Je le regardais avec une haine profonde, il ria comme si cela n'était qu'un divertissement. Son rire doux était en parfait désaccord avec sa carrure, il était grand avec une musculature importante façonnée par ses années à l'armée. Il était frisé, brun, bel homme qui se faisait rattraper par son âge, ces yeux noisettes marquaient une profonde intelligence, qu'il avait mit en avant dans sa vie et qui lui permit une fulgurante ascension dans l'armée, il était passé de simple fils de laboureur à maréchal de cavalerie.

- Commence pas à l'énerver, ce n'est pas toi qui supportera ces caprices, dit une voix derrière moi

Je me retournais et fixais ma mère qui me lâchait un sourire taquin, ces cheveux blonds flottaient au vent.

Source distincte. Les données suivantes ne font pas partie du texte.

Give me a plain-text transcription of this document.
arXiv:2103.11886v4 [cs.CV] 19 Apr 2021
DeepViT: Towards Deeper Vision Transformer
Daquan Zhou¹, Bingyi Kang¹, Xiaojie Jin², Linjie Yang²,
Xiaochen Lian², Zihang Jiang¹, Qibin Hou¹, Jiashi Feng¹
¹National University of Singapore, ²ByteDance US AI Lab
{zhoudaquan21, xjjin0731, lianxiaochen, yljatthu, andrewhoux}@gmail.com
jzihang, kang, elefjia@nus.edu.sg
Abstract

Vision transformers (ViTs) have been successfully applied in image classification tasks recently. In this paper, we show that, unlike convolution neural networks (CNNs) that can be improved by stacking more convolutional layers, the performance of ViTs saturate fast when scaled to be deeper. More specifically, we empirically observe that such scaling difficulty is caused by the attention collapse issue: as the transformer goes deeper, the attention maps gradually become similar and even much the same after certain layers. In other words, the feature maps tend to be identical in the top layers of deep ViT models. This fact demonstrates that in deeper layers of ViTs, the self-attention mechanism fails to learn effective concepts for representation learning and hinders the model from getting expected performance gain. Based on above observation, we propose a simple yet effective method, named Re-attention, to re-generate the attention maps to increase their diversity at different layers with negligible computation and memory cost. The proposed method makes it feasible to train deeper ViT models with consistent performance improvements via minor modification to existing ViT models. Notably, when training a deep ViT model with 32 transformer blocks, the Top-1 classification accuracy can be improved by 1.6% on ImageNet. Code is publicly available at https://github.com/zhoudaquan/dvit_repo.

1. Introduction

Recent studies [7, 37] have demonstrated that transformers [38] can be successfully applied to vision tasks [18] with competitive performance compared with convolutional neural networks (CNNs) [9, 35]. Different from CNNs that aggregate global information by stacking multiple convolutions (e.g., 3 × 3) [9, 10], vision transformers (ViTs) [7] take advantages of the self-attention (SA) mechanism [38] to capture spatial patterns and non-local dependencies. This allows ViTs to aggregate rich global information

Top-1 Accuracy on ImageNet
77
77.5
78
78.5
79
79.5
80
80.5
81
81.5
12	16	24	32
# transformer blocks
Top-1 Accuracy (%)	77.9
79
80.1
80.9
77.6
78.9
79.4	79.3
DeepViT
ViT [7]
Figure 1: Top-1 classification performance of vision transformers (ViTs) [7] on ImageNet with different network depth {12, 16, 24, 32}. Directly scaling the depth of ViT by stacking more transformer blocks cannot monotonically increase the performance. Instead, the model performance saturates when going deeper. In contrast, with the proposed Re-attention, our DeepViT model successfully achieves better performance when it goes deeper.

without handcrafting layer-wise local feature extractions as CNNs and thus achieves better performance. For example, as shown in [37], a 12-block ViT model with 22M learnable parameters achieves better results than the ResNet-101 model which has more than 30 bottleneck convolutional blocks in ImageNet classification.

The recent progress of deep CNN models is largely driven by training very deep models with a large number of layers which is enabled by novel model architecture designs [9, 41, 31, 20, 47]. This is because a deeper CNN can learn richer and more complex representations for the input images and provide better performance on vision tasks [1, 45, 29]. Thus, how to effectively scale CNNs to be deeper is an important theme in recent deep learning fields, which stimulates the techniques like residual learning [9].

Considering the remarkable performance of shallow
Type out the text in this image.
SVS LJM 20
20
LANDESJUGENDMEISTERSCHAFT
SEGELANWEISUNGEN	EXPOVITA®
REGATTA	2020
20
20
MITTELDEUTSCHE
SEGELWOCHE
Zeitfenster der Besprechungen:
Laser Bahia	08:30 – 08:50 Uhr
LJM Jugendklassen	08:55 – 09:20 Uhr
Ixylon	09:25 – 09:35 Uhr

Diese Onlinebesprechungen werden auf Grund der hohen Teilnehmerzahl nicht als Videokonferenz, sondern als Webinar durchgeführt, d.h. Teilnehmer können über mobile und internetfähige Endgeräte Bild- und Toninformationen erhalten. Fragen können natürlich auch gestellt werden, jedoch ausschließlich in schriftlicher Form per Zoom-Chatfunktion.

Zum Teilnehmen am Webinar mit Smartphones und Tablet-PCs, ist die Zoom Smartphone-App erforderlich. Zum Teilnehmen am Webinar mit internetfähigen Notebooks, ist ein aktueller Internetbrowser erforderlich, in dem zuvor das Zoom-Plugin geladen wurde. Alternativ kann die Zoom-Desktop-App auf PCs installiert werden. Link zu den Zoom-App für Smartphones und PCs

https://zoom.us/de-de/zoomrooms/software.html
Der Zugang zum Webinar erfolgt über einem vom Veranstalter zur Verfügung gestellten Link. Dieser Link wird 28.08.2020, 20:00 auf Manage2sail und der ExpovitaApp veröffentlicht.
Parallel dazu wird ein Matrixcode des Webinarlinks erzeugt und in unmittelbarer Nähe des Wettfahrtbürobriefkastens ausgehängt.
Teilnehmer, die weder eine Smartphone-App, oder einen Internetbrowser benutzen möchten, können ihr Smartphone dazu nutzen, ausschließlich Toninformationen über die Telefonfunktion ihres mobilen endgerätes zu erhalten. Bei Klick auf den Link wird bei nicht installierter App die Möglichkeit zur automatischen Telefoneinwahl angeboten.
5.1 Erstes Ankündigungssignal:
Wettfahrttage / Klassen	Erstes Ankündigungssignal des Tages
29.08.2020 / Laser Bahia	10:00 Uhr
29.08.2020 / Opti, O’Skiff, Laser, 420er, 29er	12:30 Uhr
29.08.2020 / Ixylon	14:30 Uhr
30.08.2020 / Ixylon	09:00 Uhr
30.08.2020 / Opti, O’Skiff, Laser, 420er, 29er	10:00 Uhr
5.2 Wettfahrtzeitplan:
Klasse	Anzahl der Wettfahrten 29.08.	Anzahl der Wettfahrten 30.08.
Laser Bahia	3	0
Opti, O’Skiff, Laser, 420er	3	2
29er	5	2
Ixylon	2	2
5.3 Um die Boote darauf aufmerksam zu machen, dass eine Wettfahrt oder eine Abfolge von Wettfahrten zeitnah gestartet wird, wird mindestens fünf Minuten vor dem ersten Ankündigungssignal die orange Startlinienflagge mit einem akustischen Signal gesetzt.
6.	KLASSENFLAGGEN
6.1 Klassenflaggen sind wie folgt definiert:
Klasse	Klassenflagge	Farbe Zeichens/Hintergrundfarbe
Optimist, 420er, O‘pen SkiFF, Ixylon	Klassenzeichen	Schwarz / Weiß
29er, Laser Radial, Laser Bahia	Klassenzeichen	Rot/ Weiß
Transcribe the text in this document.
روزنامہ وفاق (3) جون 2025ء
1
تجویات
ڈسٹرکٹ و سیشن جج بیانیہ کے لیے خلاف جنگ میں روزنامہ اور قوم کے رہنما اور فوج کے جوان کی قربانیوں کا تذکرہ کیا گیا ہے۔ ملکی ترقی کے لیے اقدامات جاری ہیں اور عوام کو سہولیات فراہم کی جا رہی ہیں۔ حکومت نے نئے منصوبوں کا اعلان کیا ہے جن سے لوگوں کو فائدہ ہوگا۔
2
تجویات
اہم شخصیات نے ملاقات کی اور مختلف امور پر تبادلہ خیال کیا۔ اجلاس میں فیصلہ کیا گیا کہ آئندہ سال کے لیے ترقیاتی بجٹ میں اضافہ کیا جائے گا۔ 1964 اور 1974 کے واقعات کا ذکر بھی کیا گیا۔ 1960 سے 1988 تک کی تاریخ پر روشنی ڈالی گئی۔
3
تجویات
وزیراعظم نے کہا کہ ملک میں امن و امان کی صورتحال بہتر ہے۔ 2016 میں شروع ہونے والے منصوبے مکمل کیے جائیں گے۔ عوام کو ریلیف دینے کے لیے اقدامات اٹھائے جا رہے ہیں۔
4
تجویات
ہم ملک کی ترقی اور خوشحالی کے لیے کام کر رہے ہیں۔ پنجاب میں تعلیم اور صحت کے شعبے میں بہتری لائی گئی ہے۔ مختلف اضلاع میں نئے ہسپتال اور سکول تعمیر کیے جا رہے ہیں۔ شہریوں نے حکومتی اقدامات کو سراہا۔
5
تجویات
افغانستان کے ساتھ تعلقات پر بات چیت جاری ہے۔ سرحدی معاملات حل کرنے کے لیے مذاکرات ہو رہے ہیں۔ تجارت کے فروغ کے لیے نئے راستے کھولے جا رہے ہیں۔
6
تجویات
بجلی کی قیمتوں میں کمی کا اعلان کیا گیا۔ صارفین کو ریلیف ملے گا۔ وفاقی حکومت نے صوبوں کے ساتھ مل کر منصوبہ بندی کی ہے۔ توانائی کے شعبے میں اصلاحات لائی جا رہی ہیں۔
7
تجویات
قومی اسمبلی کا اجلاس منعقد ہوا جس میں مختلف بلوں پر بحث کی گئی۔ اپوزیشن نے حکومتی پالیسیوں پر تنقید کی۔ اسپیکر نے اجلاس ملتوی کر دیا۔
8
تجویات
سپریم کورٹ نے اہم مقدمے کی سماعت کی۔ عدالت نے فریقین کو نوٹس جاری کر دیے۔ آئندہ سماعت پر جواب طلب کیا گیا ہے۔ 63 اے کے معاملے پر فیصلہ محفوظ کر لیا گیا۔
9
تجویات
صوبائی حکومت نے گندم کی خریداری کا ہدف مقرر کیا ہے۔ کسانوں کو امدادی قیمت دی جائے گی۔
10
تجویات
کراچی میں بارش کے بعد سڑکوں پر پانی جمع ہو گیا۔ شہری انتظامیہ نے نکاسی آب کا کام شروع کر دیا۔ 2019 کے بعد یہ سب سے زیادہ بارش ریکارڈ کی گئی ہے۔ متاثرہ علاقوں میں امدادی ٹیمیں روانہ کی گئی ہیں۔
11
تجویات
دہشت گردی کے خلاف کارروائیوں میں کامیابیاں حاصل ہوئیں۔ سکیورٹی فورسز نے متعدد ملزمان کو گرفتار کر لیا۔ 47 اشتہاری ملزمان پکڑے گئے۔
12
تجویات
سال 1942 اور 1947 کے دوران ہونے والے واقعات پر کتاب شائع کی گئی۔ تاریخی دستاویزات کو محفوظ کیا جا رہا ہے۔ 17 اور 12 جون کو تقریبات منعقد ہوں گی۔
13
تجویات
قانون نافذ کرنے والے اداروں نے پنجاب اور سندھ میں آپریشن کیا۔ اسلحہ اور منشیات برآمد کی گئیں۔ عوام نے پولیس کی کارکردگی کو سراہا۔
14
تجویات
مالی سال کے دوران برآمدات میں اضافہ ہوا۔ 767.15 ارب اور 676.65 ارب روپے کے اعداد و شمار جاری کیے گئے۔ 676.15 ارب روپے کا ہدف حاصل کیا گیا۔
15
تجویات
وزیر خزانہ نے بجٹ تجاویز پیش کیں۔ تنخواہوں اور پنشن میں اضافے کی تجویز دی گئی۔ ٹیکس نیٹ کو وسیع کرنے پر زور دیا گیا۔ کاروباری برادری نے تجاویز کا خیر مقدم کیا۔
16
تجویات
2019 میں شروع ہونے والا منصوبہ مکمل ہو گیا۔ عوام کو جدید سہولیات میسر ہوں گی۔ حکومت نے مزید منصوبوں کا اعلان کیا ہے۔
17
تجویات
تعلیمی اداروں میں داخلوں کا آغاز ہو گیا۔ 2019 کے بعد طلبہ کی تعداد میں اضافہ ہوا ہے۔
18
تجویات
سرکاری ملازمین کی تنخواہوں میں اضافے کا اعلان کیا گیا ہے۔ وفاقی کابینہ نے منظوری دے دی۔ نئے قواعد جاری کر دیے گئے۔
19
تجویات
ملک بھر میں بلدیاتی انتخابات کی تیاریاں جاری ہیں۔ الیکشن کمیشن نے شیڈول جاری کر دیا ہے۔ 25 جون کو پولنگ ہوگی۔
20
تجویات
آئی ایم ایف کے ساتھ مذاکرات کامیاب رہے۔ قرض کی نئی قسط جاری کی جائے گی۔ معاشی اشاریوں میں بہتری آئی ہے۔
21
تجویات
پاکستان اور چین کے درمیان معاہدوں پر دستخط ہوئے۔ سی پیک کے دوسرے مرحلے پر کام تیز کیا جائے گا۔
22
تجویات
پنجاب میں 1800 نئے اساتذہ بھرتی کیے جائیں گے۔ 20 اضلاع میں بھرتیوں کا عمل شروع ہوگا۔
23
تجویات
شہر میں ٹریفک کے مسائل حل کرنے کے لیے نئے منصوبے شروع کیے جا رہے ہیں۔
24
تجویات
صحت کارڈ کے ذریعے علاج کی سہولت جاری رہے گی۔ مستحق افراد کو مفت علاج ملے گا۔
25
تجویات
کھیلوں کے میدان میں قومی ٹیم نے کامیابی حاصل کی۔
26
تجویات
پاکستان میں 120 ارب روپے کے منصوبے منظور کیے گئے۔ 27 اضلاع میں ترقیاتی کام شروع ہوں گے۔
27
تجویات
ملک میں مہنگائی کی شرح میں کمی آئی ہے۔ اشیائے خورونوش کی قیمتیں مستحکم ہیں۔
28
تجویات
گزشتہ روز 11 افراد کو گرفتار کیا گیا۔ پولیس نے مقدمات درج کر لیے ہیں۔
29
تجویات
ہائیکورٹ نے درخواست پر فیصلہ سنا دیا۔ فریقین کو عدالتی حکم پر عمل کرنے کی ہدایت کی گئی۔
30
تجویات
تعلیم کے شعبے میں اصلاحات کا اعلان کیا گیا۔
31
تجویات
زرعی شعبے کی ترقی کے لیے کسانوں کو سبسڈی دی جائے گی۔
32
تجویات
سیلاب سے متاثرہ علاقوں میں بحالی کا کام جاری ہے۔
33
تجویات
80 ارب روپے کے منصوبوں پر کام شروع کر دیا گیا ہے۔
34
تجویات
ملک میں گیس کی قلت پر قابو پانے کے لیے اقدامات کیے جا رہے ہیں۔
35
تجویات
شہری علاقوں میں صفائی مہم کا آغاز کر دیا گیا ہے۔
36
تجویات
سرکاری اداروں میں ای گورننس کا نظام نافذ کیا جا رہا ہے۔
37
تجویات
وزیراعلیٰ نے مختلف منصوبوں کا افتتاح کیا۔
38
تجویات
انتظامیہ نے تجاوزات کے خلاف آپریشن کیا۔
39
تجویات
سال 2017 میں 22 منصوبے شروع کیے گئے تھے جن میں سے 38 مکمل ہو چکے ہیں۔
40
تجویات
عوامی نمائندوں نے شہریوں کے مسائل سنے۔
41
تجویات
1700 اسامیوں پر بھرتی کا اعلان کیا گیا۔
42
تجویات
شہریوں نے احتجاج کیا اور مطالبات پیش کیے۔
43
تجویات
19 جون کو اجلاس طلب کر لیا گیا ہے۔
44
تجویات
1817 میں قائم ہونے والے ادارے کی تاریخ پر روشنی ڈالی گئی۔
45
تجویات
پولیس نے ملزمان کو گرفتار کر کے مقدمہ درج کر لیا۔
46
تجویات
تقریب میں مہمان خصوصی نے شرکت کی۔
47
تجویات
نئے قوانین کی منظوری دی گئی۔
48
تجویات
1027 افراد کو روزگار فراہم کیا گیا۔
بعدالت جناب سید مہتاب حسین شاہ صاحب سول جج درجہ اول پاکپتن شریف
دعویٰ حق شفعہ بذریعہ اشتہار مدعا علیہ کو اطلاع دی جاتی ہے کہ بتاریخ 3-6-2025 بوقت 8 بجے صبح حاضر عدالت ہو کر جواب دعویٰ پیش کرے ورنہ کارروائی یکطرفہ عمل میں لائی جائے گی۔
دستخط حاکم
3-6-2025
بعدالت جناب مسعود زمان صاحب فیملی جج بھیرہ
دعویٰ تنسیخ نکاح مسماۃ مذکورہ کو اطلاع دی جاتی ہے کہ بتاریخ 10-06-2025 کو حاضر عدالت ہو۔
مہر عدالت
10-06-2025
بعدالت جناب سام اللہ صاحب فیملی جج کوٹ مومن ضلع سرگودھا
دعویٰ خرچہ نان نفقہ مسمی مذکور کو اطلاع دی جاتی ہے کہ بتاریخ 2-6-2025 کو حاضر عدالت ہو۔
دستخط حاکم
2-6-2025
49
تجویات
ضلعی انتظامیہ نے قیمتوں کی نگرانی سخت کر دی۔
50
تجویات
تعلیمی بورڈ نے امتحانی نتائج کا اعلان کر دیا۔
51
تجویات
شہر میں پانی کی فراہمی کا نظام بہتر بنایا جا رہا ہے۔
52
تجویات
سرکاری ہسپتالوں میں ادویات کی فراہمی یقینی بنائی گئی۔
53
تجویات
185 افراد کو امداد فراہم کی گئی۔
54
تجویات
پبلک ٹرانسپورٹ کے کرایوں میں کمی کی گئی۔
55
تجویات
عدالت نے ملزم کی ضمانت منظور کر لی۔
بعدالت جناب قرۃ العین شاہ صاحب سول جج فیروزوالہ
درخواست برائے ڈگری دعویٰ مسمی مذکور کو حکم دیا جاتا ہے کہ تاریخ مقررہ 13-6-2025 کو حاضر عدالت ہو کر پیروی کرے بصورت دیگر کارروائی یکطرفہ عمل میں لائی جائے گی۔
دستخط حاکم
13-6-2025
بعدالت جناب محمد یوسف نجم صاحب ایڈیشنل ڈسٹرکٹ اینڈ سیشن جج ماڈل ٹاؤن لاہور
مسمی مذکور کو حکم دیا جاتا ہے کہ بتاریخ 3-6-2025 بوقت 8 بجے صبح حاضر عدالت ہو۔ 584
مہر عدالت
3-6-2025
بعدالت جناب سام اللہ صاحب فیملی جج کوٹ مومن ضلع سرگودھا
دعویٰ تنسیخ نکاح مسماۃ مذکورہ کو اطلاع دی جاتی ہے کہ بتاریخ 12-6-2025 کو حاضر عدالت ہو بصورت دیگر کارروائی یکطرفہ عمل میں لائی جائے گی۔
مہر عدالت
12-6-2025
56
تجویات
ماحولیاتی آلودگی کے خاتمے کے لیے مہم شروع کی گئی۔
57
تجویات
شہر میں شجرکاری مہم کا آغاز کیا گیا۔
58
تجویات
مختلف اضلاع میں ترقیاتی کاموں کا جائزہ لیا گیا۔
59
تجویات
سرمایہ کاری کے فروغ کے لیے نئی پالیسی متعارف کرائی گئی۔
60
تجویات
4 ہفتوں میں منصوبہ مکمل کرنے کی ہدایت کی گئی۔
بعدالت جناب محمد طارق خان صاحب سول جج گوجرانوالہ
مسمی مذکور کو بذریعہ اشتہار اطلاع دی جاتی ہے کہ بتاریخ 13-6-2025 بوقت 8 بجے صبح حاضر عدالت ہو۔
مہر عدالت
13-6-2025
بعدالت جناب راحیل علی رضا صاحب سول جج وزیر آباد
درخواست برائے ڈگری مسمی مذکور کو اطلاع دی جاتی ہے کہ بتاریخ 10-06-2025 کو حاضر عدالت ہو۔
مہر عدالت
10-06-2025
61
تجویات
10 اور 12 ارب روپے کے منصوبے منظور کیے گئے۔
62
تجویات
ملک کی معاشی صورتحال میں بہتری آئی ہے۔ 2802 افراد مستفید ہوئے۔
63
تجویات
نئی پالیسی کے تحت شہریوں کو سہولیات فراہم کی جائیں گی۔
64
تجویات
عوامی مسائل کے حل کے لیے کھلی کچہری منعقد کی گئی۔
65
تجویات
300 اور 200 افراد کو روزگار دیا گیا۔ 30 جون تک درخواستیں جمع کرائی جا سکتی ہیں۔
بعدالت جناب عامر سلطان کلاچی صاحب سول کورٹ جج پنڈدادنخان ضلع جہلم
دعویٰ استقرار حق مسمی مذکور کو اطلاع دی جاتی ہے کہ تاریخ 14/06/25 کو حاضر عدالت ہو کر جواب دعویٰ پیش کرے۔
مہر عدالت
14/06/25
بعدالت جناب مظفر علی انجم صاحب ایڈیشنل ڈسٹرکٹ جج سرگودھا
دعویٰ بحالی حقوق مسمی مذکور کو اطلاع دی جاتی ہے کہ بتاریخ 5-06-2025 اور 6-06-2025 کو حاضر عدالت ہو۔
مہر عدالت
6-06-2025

Ces doux yeux verts étaient quant à eux calmes, au plus profonds d'eux on constatait une certaine fatigue, regard réservé aux personnes ayant traversé de grandes épreuves. Elle était quant à elle une écrivaine de renommée, très cultivée, elle était aimée par tous: elle était aux yeux de l'aristocratie un exemple. Elle avait l'éloquence des plus grands orateurs, et connaissait les bonnes manières de nombreux pays alentour, intéressée par l'étranger elle permit de faire de grand progrès en diplomatie. Elle était pour cela invitée à de nombreux banquets et cultivait auprès des étrangers une belle image de l'aristocratie de notre pays. Elle m'apprenait tous les jours à travers des leçons à aimer certains auteurs, et à affectionner les coutumes des autres pays, montrait la beauté cachée de certains romans là où certains se seraient juste contenter de le lire. La philosophie reste son point culminant, elle a remis en doute le cogito de Descartes, aurait expliqué pendant toute une soirée l'allégorie de la caverne de Platon...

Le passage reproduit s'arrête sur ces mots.